Bug 28462 - JMicron SD card DMA transfer corrupted
Summary: JMicron SD card DMA transfer corrupted
Status: CLOSED CODE_FIX
Alias: None
Product: Drivers
Classification: Unclassified
Component: MMC/SD (show other bugs)
Hardware: All Linux
: P1 normal
Assignee: drivers_mmc-sd
URL:
Keywords:
Depends on:
Blocks:
 
Reported: 2011-02-06 22:29 UTC by Mikko Vinni
Modified: 2011-05-30 08:29 UTC (History)
3 users (show)

See Also:
Kernel Version: post 2.6.36
Subsystem:
Regression: No
Bisected commit-id:


Attachments
dmesg from 2.6.36.3 with sdhci.c DEBUG (124.95 KB, text/plain)
2011-02-06 22:29 UTC, Mikko Vinni
Details

Description Mikko Vinni 2011-02-06 22:29:25 UTC
Created attachment 46662 [details]
dmesg from 2.6.36.3 with sdhci.c DEBUG

See http://www.mail-archive.com/linux-mmc@vger.kernel.org/msg05490.html

I have an HP Pavilion dv5 laptop, which has an integrated memory card reader
(labeled with "SD*MS/Pro*MMC*XD) and appearing with lspci as:

0a:00.1 System peripheral: JMicron Technology Corp. SD/MMC Host Controller
0a:00.2 SD Host controller: JMicron Technology Corp. Standard SD Host Controller
0a:00.3 System peripheral: JMicron Technology Corp. MS Host Controller
0a:00.4 System peripheral: JMicron Technology Corp. xD Host Controller

I have mainly used a 1 GB SD card from puremedia, but I have seen the problem with another card as well.

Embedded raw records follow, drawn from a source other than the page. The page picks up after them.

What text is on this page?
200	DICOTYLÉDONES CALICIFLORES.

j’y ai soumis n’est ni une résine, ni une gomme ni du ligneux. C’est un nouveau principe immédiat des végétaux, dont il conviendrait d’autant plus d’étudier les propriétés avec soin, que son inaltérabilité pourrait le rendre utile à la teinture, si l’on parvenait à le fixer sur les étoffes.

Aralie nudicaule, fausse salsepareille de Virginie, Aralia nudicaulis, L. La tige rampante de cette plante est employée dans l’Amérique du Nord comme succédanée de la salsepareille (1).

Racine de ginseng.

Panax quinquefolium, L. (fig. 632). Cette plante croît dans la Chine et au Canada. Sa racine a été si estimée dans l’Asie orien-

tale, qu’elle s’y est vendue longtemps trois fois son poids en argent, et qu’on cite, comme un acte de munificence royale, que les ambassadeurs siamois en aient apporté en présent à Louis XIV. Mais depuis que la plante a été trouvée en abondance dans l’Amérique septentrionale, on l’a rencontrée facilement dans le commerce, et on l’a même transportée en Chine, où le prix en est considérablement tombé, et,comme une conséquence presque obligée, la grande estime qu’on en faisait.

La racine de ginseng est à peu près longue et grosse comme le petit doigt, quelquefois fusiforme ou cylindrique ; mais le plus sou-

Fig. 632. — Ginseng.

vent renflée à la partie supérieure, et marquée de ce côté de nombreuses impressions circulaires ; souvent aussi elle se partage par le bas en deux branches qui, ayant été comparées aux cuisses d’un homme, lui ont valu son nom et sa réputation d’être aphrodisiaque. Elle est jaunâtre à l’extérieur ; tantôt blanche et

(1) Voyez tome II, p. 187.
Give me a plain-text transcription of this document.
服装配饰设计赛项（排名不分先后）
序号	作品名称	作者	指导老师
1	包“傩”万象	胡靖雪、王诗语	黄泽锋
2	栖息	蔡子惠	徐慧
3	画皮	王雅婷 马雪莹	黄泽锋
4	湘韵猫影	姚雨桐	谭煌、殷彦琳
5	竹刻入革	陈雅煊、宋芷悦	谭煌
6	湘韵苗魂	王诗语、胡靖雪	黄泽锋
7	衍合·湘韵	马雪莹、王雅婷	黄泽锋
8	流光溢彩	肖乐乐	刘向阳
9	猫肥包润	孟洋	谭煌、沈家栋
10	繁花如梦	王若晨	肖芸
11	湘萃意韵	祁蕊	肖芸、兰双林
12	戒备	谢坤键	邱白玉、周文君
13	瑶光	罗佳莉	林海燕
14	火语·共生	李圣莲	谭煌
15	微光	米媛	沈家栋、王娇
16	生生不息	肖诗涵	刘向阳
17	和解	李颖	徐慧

Basically, if I try to read image files from the card using the card reader, the images come out corrupted (having the card inside a Canon Ixus camera and reading the images via a USB cable works).

---

Testing shows that also writes to the card are occasionally corrupted. When it happens, usually the transferred file begins ok, but every 4096 bytes the file might change to contain a block from some other part of the file or even binary garbage. Like so:

- the source file 49.txt consists of lines
0049-0001
0049-0002
0049-0003
...
0049-2399
0049-2400
0049-2401

The file is exactly 24010 bytes long.

After transferring that file to the SD card and back (via the card reader) and 
taking a diff, the differences are:

@@ -407,1995 +407,1992 @@
 0049-0407
 0049-0408
 0049-0409
-0049-0410
-0049-0411
-0049-0412
... (all lines in between removed; each line is 10 bytes)
-0049-2399
-0049-2400
-0049-2401
+0049-00049-0001
+0049-0002
+0049-0003
... (all lines in between added)
+0049-0408
+0049-0409
+0049-00049-0001
+0049-0002
+0049-0003
...
+0049-0408
+0049-0409
+0049-00049-0001
+0049-0002
+0049-0003
...
+0049-0407
+0049-0408
+0049-0409
+0049-00049-0001
+0049-0002
+0049-0003
...
+0049-0407
+0049-0408
+0049-0409
+0049-00049-0001
+0049-0002
+0049-0003
...
+0049-0351
+0049-0352
+0049-0353

dmesg from Linux 2.6.36.3 (which fails) attached, bisect results to follow
Comment 1 Mikko Vinni 2011-02-06 22:53:52 UTC
I bisected the problem between v2.6.36...v2.6.36.3 and v2.6.36...v2.6.37 (I couldn't reproduce the problem on plain v2.6.36).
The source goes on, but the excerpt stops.